Pond Pool

I'd return that cal hypo to the pool store if possible considering we have no idea what your calcium hardness is. Stick with the great advice you've gotten here---we'll get you there. I'd take the advice of draining at least half the pool and refilling before your test kit arrives. Take a deep breath........familiarize yourself with the ABCs in Pool School till then.........small bites are easier to digest.
 
The well and pond are right next to each other but different sources. This area has a lot of iron with deep wells (avg well is 120'+) but we actually have a cistern water supply with a natural spring supplying the house. No major iron problems. I will call tomorrow to our local pool store (not where we bought it) about the iron test just to be sure. It's not really a red tint, if that matters.
 
I have to agree with the idea of draining some of that water out (half-ish at least) to get the Bromine out of there. Please keep in mind that pool stores are in the business of SELLING, not necessarily interested in the quality of your water.

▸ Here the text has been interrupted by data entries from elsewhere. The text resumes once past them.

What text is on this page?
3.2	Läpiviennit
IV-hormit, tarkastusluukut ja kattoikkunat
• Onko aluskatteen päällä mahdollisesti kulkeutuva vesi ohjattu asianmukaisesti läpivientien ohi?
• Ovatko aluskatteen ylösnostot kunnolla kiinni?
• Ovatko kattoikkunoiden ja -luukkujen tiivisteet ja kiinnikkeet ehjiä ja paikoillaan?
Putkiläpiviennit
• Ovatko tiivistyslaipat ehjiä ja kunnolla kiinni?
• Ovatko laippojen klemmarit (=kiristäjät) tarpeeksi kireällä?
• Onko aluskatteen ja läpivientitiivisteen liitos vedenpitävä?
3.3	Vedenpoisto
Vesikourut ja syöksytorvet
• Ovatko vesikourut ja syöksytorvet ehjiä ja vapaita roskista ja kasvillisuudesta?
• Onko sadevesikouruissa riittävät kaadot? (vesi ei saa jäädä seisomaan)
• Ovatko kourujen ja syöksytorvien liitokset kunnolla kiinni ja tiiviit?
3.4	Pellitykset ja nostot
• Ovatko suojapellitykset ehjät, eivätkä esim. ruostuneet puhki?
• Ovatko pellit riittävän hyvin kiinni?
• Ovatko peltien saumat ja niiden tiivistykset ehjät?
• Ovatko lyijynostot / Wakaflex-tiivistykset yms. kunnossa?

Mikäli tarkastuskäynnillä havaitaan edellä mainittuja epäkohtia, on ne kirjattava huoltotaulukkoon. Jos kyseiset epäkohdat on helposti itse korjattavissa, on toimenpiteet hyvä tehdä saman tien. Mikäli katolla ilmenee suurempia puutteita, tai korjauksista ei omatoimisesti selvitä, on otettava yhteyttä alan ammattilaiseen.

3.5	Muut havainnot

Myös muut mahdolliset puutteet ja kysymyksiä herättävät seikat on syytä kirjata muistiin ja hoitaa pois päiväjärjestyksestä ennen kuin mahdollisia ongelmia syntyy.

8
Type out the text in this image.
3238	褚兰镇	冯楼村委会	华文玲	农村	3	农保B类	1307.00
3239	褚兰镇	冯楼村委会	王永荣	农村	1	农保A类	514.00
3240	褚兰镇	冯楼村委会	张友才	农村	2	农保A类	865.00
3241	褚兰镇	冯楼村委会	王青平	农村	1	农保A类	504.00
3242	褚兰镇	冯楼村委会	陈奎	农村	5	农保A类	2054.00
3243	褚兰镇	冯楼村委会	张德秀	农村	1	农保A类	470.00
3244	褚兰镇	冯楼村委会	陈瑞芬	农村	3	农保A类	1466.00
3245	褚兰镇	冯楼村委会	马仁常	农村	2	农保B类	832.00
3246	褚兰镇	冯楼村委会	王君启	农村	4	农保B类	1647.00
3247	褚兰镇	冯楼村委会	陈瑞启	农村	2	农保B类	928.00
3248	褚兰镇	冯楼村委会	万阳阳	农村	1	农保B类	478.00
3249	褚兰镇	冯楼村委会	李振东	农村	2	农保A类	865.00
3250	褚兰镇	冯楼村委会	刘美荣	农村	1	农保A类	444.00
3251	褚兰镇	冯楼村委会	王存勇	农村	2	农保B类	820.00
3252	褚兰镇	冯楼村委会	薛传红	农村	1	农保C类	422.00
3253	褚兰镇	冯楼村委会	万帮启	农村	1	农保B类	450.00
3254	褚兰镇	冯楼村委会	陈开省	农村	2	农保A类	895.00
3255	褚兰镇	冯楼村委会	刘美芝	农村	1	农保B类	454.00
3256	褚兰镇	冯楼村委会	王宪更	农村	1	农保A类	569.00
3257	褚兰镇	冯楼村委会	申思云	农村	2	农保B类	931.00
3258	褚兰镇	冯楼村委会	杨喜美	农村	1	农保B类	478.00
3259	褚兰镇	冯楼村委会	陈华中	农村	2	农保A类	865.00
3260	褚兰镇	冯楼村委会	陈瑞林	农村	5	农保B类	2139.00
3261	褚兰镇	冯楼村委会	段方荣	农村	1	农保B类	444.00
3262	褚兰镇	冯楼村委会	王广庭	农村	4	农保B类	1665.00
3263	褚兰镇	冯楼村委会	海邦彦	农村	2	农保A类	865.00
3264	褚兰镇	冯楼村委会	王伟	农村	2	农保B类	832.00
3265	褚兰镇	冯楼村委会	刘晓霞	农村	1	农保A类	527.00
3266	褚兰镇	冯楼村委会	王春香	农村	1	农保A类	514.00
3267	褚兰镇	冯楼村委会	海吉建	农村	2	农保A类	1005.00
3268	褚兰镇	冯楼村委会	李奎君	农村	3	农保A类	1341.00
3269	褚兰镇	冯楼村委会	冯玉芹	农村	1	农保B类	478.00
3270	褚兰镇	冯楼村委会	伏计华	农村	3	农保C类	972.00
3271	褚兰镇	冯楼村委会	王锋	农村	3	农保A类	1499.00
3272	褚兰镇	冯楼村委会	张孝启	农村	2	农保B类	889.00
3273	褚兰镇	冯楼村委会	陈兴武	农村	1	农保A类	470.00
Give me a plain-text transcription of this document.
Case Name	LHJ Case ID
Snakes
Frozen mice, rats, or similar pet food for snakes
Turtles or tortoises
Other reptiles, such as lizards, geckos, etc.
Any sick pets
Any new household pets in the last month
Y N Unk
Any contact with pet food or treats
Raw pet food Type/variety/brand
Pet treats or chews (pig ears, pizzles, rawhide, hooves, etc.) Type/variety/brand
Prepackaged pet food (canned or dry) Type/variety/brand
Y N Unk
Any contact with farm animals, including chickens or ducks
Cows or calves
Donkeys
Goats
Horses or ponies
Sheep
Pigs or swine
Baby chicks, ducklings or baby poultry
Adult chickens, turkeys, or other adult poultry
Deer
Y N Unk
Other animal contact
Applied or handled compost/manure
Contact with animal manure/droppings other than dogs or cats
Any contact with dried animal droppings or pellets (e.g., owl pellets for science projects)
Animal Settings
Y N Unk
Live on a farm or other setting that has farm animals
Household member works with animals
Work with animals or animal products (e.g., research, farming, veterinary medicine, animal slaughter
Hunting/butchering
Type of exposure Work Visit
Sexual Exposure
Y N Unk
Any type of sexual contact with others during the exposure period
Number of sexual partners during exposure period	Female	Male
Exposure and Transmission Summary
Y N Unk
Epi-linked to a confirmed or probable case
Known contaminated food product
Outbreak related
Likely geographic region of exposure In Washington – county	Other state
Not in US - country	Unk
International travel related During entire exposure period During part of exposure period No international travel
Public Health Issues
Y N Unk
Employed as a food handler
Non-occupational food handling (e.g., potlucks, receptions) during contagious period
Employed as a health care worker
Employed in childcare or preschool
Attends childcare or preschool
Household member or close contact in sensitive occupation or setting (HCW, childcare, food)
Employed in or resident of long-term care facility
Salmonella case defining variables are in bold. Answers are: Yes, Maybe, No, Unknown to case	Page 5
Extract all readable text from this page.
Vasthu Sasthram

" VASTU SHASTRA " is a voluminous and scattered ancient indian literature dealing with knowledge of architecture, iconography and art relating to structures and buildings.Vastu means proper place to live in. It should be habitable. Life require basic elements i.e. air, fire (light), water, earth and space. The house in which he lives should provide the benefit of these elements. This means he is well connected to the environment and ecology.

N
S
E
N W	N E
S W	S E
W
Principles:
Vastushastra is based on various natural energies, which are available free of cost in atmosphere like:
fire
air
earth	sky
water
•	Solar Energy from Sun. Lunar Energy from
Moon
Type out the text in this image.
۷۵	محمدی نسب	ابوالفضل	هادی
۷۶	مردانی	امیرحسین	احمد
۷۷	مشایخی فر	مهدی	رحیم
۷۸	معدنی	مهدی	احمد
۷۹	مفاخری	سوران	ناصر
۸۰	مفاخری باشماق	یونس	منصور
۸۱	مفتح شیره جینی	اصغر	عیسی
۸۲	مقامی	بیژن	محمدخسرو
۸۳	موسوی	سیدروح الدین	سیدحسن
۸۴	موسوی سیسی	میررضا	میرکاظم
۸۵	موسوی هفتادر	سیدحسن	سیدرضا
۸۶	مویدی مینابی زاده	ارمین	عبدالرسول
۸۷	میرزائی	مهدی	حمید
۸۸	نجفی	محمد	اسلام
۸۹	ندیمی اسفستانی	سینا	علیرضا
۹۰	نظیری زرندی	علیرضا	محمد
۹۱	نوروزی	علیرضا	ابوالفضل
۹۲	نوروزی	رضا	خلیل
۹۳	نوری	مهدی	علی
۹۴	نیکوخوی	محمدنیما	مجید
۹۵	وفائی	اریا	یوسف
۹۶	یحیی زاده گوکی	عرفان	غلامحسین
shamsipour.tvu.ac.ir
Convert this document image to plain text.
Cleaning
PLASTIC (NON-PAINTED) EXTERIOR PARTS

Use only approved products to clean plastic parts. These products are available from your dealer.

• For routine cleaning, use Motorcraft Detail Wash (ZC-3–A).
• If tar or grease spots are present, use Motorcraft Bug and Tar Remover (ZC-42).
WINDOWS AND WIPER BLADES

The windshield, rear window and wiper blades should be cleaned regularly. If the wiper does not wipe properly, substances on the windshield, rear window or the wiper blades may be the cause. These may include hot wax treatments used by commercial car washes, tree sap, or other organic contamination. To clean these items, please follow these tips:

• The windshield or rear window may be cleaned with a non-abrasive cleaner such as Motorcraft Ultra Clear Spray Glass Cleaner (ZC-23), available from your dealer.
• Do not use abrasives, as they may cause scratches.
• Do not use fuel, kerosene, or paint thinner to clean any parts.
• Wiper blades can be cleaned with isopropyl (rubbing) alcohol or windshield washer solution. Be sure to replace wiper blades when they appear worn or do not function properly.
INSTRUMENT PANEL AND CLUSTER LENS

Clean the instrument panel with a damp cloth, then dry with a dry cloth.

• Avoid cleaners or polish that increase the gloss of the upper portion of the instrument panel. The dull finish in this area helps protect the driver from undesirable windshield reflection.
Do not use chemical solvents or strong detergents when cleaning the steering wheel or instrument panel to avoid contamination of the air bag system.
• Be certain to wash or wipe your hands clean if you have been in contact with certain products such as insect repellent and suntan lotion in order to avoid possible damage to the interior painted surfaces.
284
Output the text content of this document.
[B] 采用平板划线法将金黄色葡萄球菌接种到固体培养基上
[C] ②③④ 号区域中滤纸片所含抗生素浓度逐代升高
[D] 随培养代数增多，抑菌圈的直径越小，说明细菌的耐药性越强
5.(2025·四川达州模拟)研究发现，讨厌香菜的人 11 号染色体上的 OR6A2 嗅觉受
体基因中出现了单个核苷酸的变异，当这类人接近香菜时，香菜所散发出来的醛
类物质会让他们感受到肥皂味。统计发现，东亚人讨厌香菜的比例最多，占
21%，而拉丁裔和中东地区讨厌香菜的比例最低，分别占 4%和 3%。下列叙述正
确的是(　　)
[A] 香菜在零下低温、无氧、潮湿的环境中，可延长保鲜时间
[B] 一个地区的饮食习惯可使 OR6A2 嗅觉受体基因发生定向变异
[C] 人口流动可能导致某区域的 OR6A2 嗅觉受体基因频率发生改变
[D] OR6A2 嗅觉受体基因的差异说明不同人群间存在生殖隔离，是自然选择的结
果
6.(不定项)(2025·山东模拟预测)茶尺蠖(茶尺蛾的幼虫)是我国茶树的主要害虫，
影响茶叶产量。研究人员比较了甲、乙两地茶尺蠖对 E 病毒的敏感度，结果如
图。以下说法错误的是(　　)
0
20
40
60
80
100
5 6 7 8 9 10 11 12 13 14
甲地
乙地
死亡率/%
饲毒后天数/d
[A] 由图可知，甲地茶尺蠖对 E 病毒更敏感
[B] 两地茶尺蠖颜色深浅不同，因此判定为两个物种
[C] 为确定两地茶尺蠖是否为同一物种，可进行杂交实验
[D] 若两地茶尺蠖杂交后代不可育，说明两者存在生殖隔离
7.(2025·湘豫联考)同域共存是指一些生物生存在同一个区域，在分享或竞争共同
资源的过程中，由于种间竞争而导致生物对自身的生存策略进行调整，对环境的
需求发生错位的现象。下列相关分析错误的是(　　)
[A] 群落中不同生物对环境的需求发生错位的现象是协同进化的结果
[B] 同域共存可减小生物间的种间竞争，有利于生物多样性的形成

Save your chemicals for after a refill and test kit arrivesl


Maddie :flower:
 
While you're learning about the pitfalls of using the wrong chemicals, lets toss a very cool thing at you- a cheap, effective way of ridding your pool of iron!!
Read this man's great explanation of how he cleared up his well water-
 
Ok. So he had me buy a box of shock (24 bags). I have 20 gal of bleach...for stand by I guess. Bought that prior to starting this. So I need to stop adding the shock? I'm telling y'all...I know nothing. He also told me not to vacuum or backwash until it was blue. My husband back washed today and it was nasty brown. I am so confused because I am hearing 3 different suggestions. I appreciate the replies .I can follow directions easily...but not when I have 2 or more completely different suggestions. It really upsets me that the pool place can't be trusted. Uuugghh
As long as the water is brown the backwash will be brown too.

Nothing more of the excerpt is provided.